WWE publikuje wideo Rhei Ripley i Dominika Mysterio po usunięciu komentarza Buddy’ego Matthewsa na Twitterze
Wygląda na to, że WWE zauważyło ostatni komentarz Buddy’ego Matthewsa do ostatniego tweeta Rhei Ripley. Oficjalny przedstawiciel firmy zamieścił na Twitterze film przedstawiający Ripleya i Dominika Mysterio.
Podczas wczorajszego AEW Double or Nothing Max Caster nawiązał do prawdziwej dziewczyny Matthewsa, Ripley, podczas swojego wejścia z resztą The Acclaimed. Na Twitterze Ripley stwierdziła, że ona i Dominik są już w WWE i AEW.
To skłoniło Matthewsa do odpowiedzi, który w usuniętym teraz tweecie stwierdził, że The Acclaimed uczynił członków The Judgement Day bardziej znanymi, wykorzystując czas spędzony w telewizji.
Sprawdź tweet WWE i wideo Ripleya i Dominika:
Bianca Belair wymieniła Rheę Ripley jako jedną ze swoich wymarzonych przeciwniczek
Bianca Belair niedawno zrezygnowała z RAW Women’s Championship na Night of Champions. Jej historyczne panowanie dobiegło końca z rąk Asuki.
W wywiadzie dla programu radiowego Talk 100.3 The EST opowiedziała o swoich wymarzonych przeciwnikach. Przyznała, że chce zmierzyć się z Eradicatorem, mówiąc :
„Wszyscy znają moich wymarzonych przeciwników w przyszłości.
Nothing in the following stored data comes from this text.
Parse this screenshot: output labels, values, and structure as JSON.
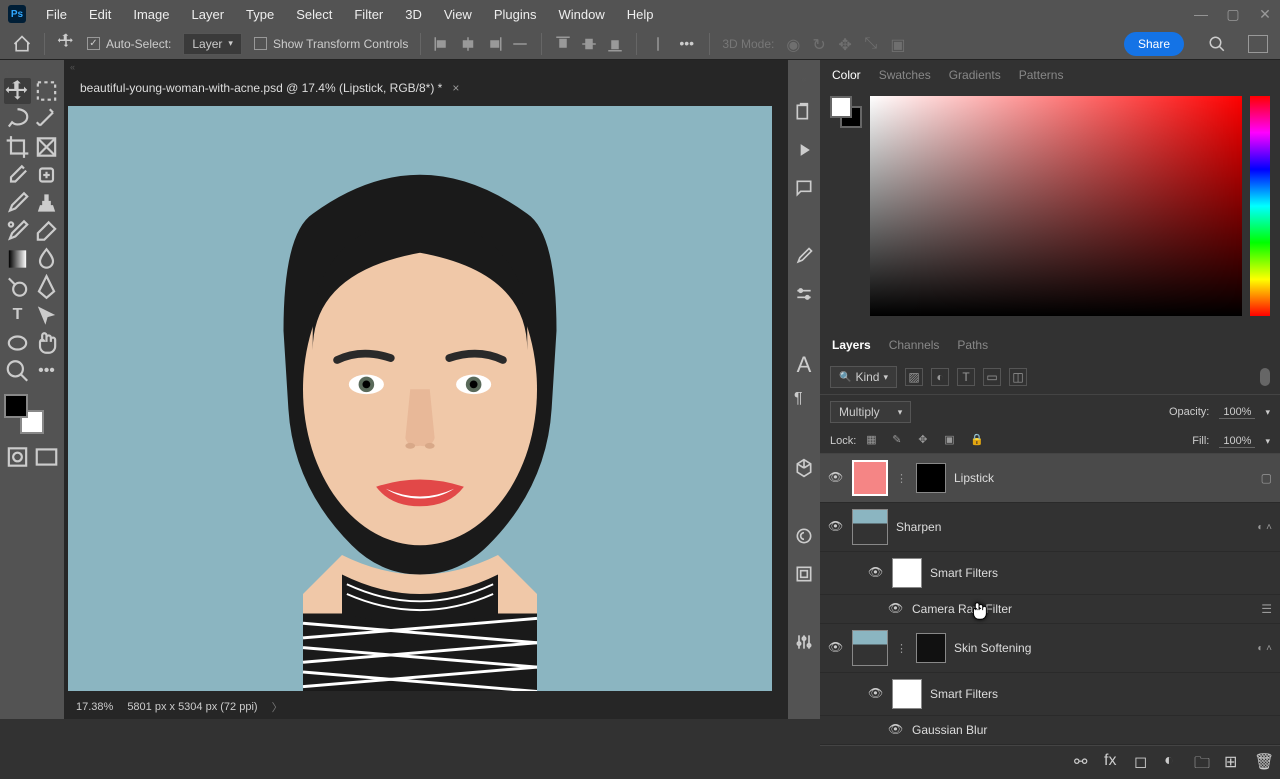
{
  "menu": [
    "File",
    "Edit",
    "Image",
    "Layer",
    "Type",
    "Select",
    "Filter",
    "3D",
    "View",
    "Plugins",
    "Window",
    "Help"
  ],
  "optbar": {
    "auto_select": "Auto-Select:",
    "target": "Layer",
    "show_transform": "Show Transform Controls",
    "mode3d": "3D Mode:",
    "share": "Share"
  },
  "doc": {
    "title": "beautiful-young-woman-with-acne.psd @ 17.4% (Lipstick, RGB/8*) *",
    "zoom": "17.38%",
    "dims": "5801 px x 5304 px (72 ppi)"
  },
  "color_panel": {
    "tabs": [
      "Color",
      "Swatches",
      "Gradients",
      "Patterns"
    ]
  },
  "layers_panel": {
    "tabs": [
      "Layers",
      "Channels",
      "Paths"
    ],
    "kind": "Kind",
    "blend": "Multiply",
    "opacity_lbl": "Opacity:",
    "opacity_val": "100%",
    "lock_lbl": "Lock:",
    "fill_lbl": "Fill:",
    "fill_val": "100%",
    "items": [
      {
        "name": "Lipstick"
      },
      {
        "name": "Sharpen"
      },
      {
        "name": "Smart Filters"
      },
      {
        "name": "Camera Raw Filter"
      },
      {
        "name": "Skin Softening"
      },
      {
        "name": "Smart Filters"
      },
      {
        "name": "Gaussian Blur"
      }
    ]
  }
}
Oczywiście Rhea Ripley, o której wszyscy mówią, Charlotte Flair i Beth Phoenix. Była pierwszą osobą, którą zobaczyłem, kiedy dostałem się do WWE i pomyślałem: „Uwielbiam to, co ona reprezentuje”. Jest silna, ale nadal, wiesz, obejmuje swoją kobiecość. I była jak pierwsza osoba, w której się zobaczyłem, kiedy po raz pierwszy dostałem się do WWE, jeśli chodzi o estetykę i to, co reprezentowała na ringu.
Ścieżki Belair i Ripley skrzyżowały się już wcześniej w NXT, ale jeszcze nie doszli do porozumienia w głównym rosterze. Po WrestleManii 39 doszło do krótkiej konfrontacji między dwiema kobietami na Monday Night RAW; jednak mecz jeszcze się nie odbył.
Ripley jest obecną mistrzynią kobiet SmackDown, ale pracuje nad czerwoną marką.
Co sądzisz o interesującym tweecie WWE o Rhei Ripley i Dominiku Mysterio? Wyłącz dźwięk w sekcji komentarzy.